Priya wasn’t wearing a coat, only a knit sweater that she held together over her chest with skinny fingers. She had that same crazed, scared look in her eyes that she’d had at the open house. But she nodded, and after a beat or two she sat in the chair.

Haley sat on the sofa across from her. “There’s a blanket behind you,” she offered, and she watched as Priya unfolded the blanket and set it across her lap. It made her look older than she probably was, and so did the worry lines creased around her eyes.

“What do you know about my husband?” Priya asked.

Haley tightened. “Did you come here to interrogate me?”

“No, not at all,” Priya said, shaking her head. “I’m sorry. I’ll tell you everything you want to know about us. I was just wondering how much you already knew.”

“I know you taught Emma,” Haley said. “I know Brad was sleeping with her, and may have gotten her pregnant, though I’m not sure on that part. I know the cops are holding him now, and I know there’s a pregnancy test with his DNA all over it. That’s pretty much all I know.”

Priya nodded. “Haley, first,” she started, the worry lines growing deeper. “I’m so sorry about your sister. She was my student—like you said, you already knew that—and she was extremely talented, but I’m sure you knew that, too.

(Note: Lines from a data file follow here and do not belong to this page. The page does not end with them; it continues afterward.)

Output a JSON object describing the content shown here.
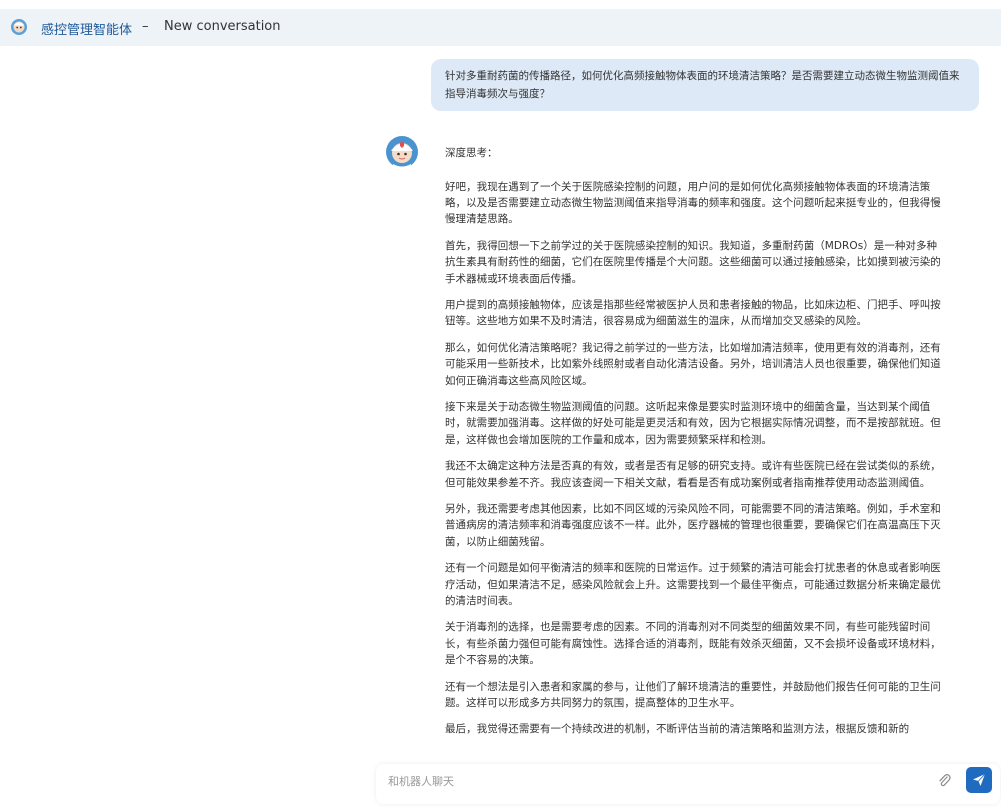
{
  "header": {
    "bot_name": "感控管理智能体",
    "separator": "–",
    "conversation_title": "New conversation"
  },
  "chat": {
    "user_message": "针对多重耐药菌的传播路径，如何优化高频接触物体表面的环境清洁策略？是否需要建立动态微生物监测阈值来指导消毒频次与强度？",
    "thinking_title": "深度思考：",
    "answer_paragraphs": [
      "好吧，我现在遇到了一个关于医院感染控制的问题，用户问的是如何优化高频接触物体表面的环境清洁策略，以及是否需要建立动态微生物监测阈值来指导消毒的频率和强度。这个问题听起来挺专业的，但我得慢慢理清楚思路。",
      "首先，我得回想一下之前学过的关于医院感染控制的知识。我知道，多重耐药菌（MDROs）是一种对多种抗生素具有耐药性的细菌，它们在医院里传播是个大问题。这些细菌可以通过接触感染，比如摸到被污染的手术器械或环境表面后传播。",
      "用户提到的高频接触物体，应该是指那些经常被医护人员和患者接触的物品，比如床边柜、门把手、呼叫按钮等。这些地方如果不及时清洁，很容易成为细菌滋生的温床，从而增加交叉感染的风险。",
      "那么，如何优化清洁策略呢？我记得之前学过的一些方法，比如增加清洁频率，使用更有效的消毒剂，还有可能采用一些新技术，比如紫外线照射或者自动化清洁设备。另外，培训清洁人员也很重要，确保他们知道如何正确消毒这些高风险区域。",
      "接下来是关于动态微生物监测阈值的问题。这听起来像是要实时监测环境中的细菌含量，当达到某个阈值时，就需要加强消毒。这样做的好处可能是更灵活和有效，因为它根据实际情况调整，而不是按部就班。但是，这样做也会增加医院的工作量和成本，因为需要频繁采样和检测。",
      "我还不太确定这种方法是否真的有效，或者是否有足够的研究支持。或许有些医院已经在尝试类似的系统，但可能效果参差不齐。我应该查阅一下相关文献，看看是否有成功案例或者指南推荐使用动态监测阈值。",
      "另外，我还需要考虑其他因素，比如不同区域的污染风险不同，可能需要不同的清洁策略。例如，手术室和普通病房的清洁频率和消毒强度应该不一样。此外，医疗器械的管理也很重要，要确保它们在高温高压下灭菌，以防止细菌残留。",
      "还有一个问题是如何平衡清洁的频率和医院的日常运作。过于频繁的清洁可能会打扰患者的休息或者影响医疗活动，但如果清洁不足，感染风险就会上升。这需要找到一个最佳平衡点，可能通过数据分析来确定最优的清洁时间表。",
      "关于消毒剂的选择，也是需要考虑的因素。不同的消毒剂对不同类型的细菌效果不同，有些可能残留时间长，有些杀菌力强但可能有腐蚀性。选择合适的消毒剂，既能有效杀灭细菌，又不会损坏设备或环境材料，是个不容易的决策。",
      "还有一个想法是引入患者和家属的参与，让他们了解环境清洁的重要性，并鼓励他们报告任何可能的卫生问题。这样可以形成多方共同努力的氛围，提高整体的卫生水平。",
      "最后，我觉得还需要有一个持续改进的机制，不断评估当前的清洁策略和监测方法，根据反馈和新的"
    ]
  },
  "input": {
    "placeholder": "和机器人聊天"
  },
  "icons": {
    "bot": "bot-avatar-icon",
    "attach": "paperclip-icon",
    "send": "send-icon"
  },
  "colors": {
    "accent": "#1e6bbf",
    "header_bg": "#eef3f8",
    "user_bubble_bg": "#dde9f6",
    "bot_name": "#1e5a9a"
  }
}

She was also kind, and we were friendly, actually. I’m completely sure that she didn’t know Brad was my fiancé, not only because I don’t think she would have slept with him if she knew, but also because Brad and I kept our relationship private, mostly because we both taught classes, and we didn’t want to ruffle anyone’s feathers. Yarrow can be conservative in that way. We liked it there, actually, at Yarrow. We had good times together, particularly when I first got the job and traveled back and forth between Yarrow and New York to exhibit. Things went wrong, of course. Brad met your sister—I still don’t know where, because we barely ever talked about it. I learned of their affair the night she disappeared. She came to our town house, and I could see it all over her face—the surprise at seeing me there, everything. It was awful.”

Haley didn’t want to interrupt—but the words came out anyway. “But why didn’t you go to the police?”

“Because I honestly didn’t think my husband did it. It was so wrong of me not to go to the cops, and I won’t make excuses, but if I were trying to make you see it from my perspective, I would tell you that I delivered my son a day and a half later, and I was out of my mind with stress about the affair and what would happen to my newborn son and me if I told the police that Brad had been sleeping with not only a student, but one who had disappeared. Emma had her sad side, too, we all do, and I believed the rumors that she had hurt herself. I don’t believe them now, not after what happened to Josie this morning, but I also don’t believe my husband hurt her.”